By: Andrew Wolf, Exercise Physiologist M.ED, R.C.E.P.
Amp up your workout by simply tweaking these five common movements. Burn more calories and more effectively target the muscle groups which will lead to better results.
1. Plank = GOOD
The plank is a good, all-purpose core strengthening exercise but by the time you can proudly hold a plank for 2 minutes straight it is not helping much. You are basically getting better at holding the plank but you are not getting stronger.
Plank with row = BETTER
By simply taking the plank and widening the foot stance to about double shoulder width and grabbing a resistance band even the most hardened plank masters can be brought to submission in about 15-20 seconds. When a core exercise brings fatigue in a short period of time (15-20 seconds) you are actually getting stronger not just getting better at gym tricks.
2. Side plank=GOOD
As with the plank the side plank is a good core exercise that has the ability to engage the oblique muscles of the core.
Plank with row=BETTER
Throw a resistance band into the mix and not only does it increase the difficulty but you get a decent bicep and latissimus workout at the same time. This is why I incorporate bands when I can. Anything with a band suddenly involves more muscles than the original exercise ever could.
The squat is a key exercise for everything from basic function to high level competition but it generally does not do much to improve balance and you do not get as much glute involvement until you get pretty deep into the squat.
Step up with high knee=BETTER
Find a stable platform that is 8-16 inches high (the higher the step the harder it is). Stand with one foot on the platform and one on the ground. Now check your form. The knee of the leg that is on the platform should be bent quite a bit so your hips are square and you are not bent over. Now make sure the toes of the foot that are on the ground are flexed up so they are not touching the ground. In one swift motion straighten the knee of the foot that is on the platform while bringing the other knee up so it is bent at 90 degrees. This is a more functional exercise that created left/right symmetry, works on balance and creates a powerful glute contraction.
4. Bent over row=GOOD
Old standby that is good for the bicep and back while reinforcing posture.

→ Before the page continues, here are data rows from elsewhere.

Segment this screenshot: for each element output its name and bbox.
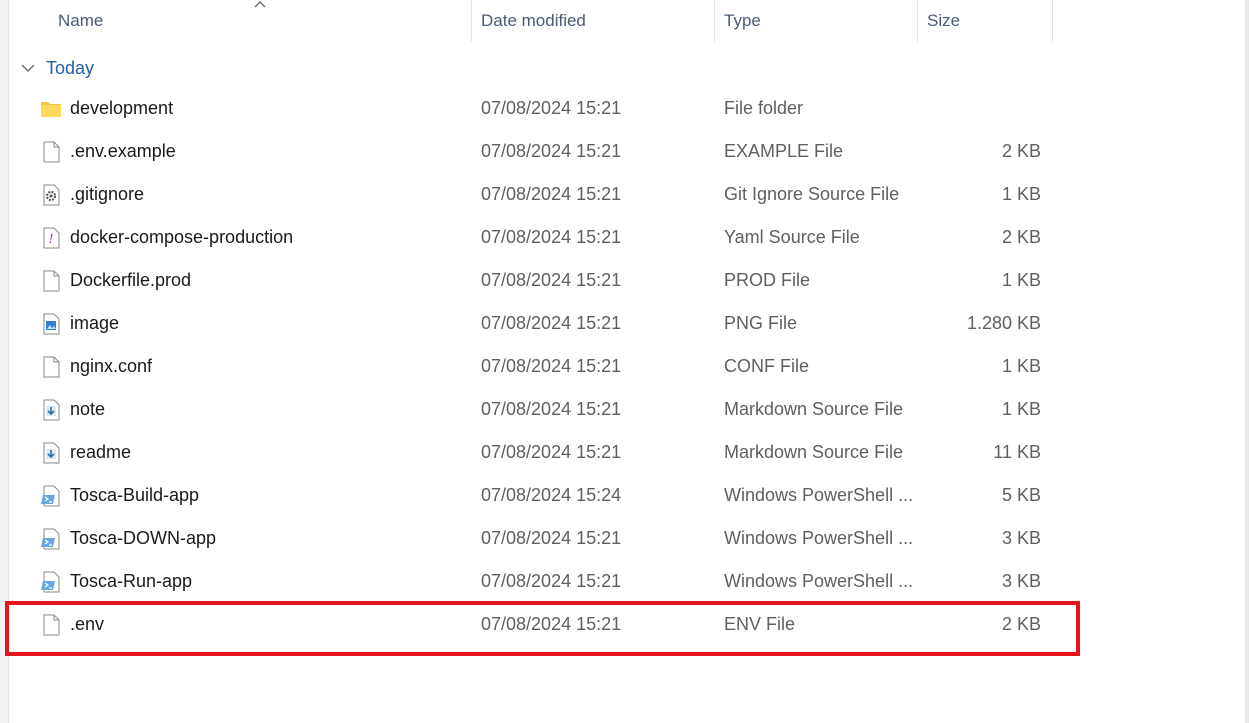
file-row[interactable]: readme 07/08/2024 15:21 Markdown Source Fi… xyxy=(10,431,1053,474)
column-divider[interactable] xyxy=(917,0,918,42)
file-date-modified: 07/08/2024 15:21 xyxy=(481,571,622,591)
file-type: Windows PowerShell ... xyxy=(724,528,914,548)
blank-file-icon xyxy=(40,141,62,163)
file-size: 1 KB xyxy=(1001,184,1041,204)
column-header-type[interactable]: Type xyxy=(724,0,761,40)
file-type: CONF File xyxy=(724,356,809,376)
blank-file-icon xyxy=(40,270,62,292)
file-type: Windows PowerShell ... xyxy=(724,571,914,591)
file-date-modified: 07/08/2024 15:21 xyxy=(481,442,622,462)
file-date-modified: 07/08/2024 15:21 xyxy=(481,98,622,118)
svg-text:!: ! xyxy=(49,232,54,246)
navigation-pane-edge xyxy=(0,0,9,723)
file-date-modified: 07/08/2024 15:21 xyxy=(481,399,622,419)
file-name: nginx.conf xyxy=(70,356,153,376)
file-name: Tosca-Run-app xyxy=(70,571,193,591)
file-type: Markdown Source File xyxy=(724,442,904,462)
column-header-date-modified[interactable]: Date modified xyxy=(481,0,586,40)
file-size: 2 KB xyxy=(1001,141,1041,161)
column-divider[interactable] xyxy=(714,0,715,42)
file-date-modified: 07/08/2024 15:24 xyxy=(481,485,622,505)
file-row[interactable]: Tosca-Run-app 07/08/2024 15:21 Windows Pow… xyxy=(10,560,1053,603)
file-size: 1 KB xyxy=(1001,399,1041,419)
file-row[interactable]: Tosca-DOWN-app 07/08/2024 15:21 Windows Po… xyxy=(10,517,1053,560)
file-name: Tosca-Build-app xyxy=(70,485,200,505)
blank-file-icon xyxy=(40,356,62,378)
file-type: Markdown Source File xyxy=(724,399,904,419)
file-name: .env.example xyxy=(70,141,176,161)
file-date-modified: 07/08/2024 15:21 xyxy=(481,141,622,161)
file-row[interactable]: Tosca-Build-app 07/08/2024 15:24 Windows P… xyxy=(10,474,1053,517)
file-row[interactable]: nginx.conf 07/08/2024 15:21 CONF File 1 KB xyxy=(10,345,1053,388)
folder-icon xyxy=(40,98,62,120)
file-type: Windows PowerShell ... xyxy=(724,485,914,505)
file-type: ENV File xyxy=(724,614,796,634)
file-type: File folder xyxy=(724,98,804,118)
file-row[interactable]: Dockerfile.prod 07/08/2024 15:21 PROD File… xyxy=(10,259,1053,302)
file-row[interactable]: .env 07/08/2024 15:21 ENV File 2 KB xyxy=(10,603,1053,646)
column-header-bar: Name Date modified Type Size xyxy=(0,0,1060,44)
file-size: 1 KB xyxy=(1001,356,1041,376)
file-name: note xyxy=(70,399,106,419)
file-name: Dockerfile.prod xyxy=(70,270,192,290)
file-name: readme xyxy=(70,442,132,462)
file-size: 2 KB xyxy=(1001,614,1041,634)
file-date-modified: 07/08/2024 15:21 xyxy=(481,227,622,247)
file-size: 11 KB xyxy=(993,442,1041,462)
file-name: .gitignore xyxy=(70,184,145,204)
file-date-modified: 07/08/2024 15:21 xyxy=(481,528,622,548)
file-type: Git Ignore Source File xyxy=(724,184,900,204)
file-size: 2 KB xyxy=(1001,227,1041,247)
file-size: 1 KB xyxy=(1001,270,1041,290)
gear-file-icon xyxy=(40,184,62,206)
file-size: 3 KB xyxy=(1001,571,1041,591)
file-size: 5 KB xyxy=(1001,485,1041,505)
file-row[interactable]: image 07/08/2024 15:21 PNG File 1.280 KB xyxy=(10,302,1053,345)
file-name: Tosca-DOWN-app xyxy=(70,528,217,548)
powershell-file-icon xyxy=(40,528,62,550)
file-name: .env xyxy=(70,614,105,634)
group-label: Today xyxy=(46,57,95,78)
file-row[interactable]: note 07/08/2024 15:21 Markdown Source File… xyxy=(10,388,1053,431)
file-row[interactable]: development 07/08/2024 15:21 File folder xyxy=(10,87,1053,130)
blank-file-icon xyxy=(40,614,62,636)
file-date-modified: 07/08/2024 15:21 xyxy=(481,184,622,204)
file-type: PROD File xyxy=(724,270,811,290)
column-header-name[interactable]: Name xyxy=(58,0,103,40)
file-date-modified: 07/08/2024 15:21 xyxy=(481,356,622,376)
markdown-file-icon xyxy=(40,442,62,464)
yaml-file-icon: ! xyxy=(40,227,62,249)
file-type: EXAMPLE File xyxy=(724,141,844,161)
file-type: PNG File xyxy=(724,313,798,333)
file-name: development xyxy=(70,98,174,118)
file-date-modified: 07/08/2024 15:21 xyxy=(481,313,622,333)
markdown-file-icon xyxy=(40,399,62,421)
file-row[interactable]: .gitignore 07/08/2024 15:21 Git Ignore Sou… xyxy=(10,173,1053,216)
powershell-file-icon xyxy=(40,485,62,507)
file-name: image xyxy=(70,313,120,333)
group-header-today[interactable]: Today xyxy=(20,54,94,82)
vertical-scrollbar[interactable] xyxy=(1245,0,1249,723)
file-date-modified: 07/08/2024 15:21 xyxy=(481,614,622,634)
file-row[interactable]: ! docker-compose-production 07/08/2024 15:… xyxy=(10,216,1053,259)
file-date-modified: 07/08/2024 15:21 xyxy=(481,270,622,290)
file-type: Yaml Source File xyxy=(724,227,860,247)
file-size: 3 KB xyxy=(1001,528,1041,548)
file-name: docker-compose-production xyxy=(70,227,294,247)
column-header-size[interactable]: Size xyxy=(927,0,960,40)
column-divider[interactable] xyxy=(471,0,472,42)
chevron-up-icon xyxy=(254,1,266,8)
file-size: 1.280 KB xyxy=(966,313,1041,333)
chevron-down-icon xyxy=(21,64,35,72)
powershell-file-icon xyxy=(40,571,62,593)
column-divider[interactable] xyxy=(1052,0,1053,42)
file-row[interactable]: .env.example 07/08/2024 15:21 EXAMPLE File… xyxy=(10,130,1053,173)
image-file-icon xyxy=(40,313,62,335)
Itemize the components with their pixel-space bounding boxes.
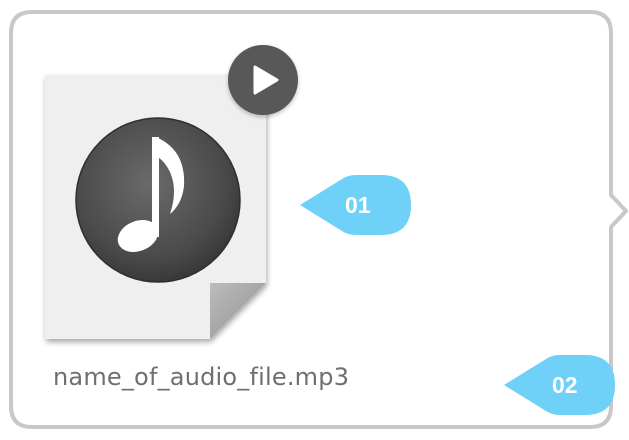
callout-number: 01 <box>345 192 371 218</box>
callout-02: 02 <box>504 355 615 415</box>
callout-01: 01 <box>300 175 411 235</box>
play-icon <box>253 65 279 95</box>
music-note-icon <box>75 117 241 283</box>
callout-number: 02 <box>552 372 578 398</box>
play-button[interactable] <box>228 45 298 115</box>
file-name-label: name_of_audio_file.mp3 <box>53 363 350 391</box>
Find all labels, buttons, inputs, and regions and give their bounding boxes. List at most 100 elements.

Standing one arm row=BETTER
When you have the handle of the band in one hand and you are standing this creates a rotational torque that the muscles of your legs, back and abs all have to resist in unison while your biceps and lats pull the band.
5. Opposite arm leg = GOOD
Great low back and glute exercise appropriate for most of my clients.
Opposite arm leg on half rolls=BETTER
For this exercise put your right knee and left hand on half foam rollers. If you can do this make sure the toes on your right foot are not touching the ground. Now extend your right arm and left leg so they stretch straight out in front and behind you. Now bring your right elbow and left knee together under you so they touch while keeping the toes of your right foot off the floor. The instability of this exercise turns a very easy exercise into a humbling experience.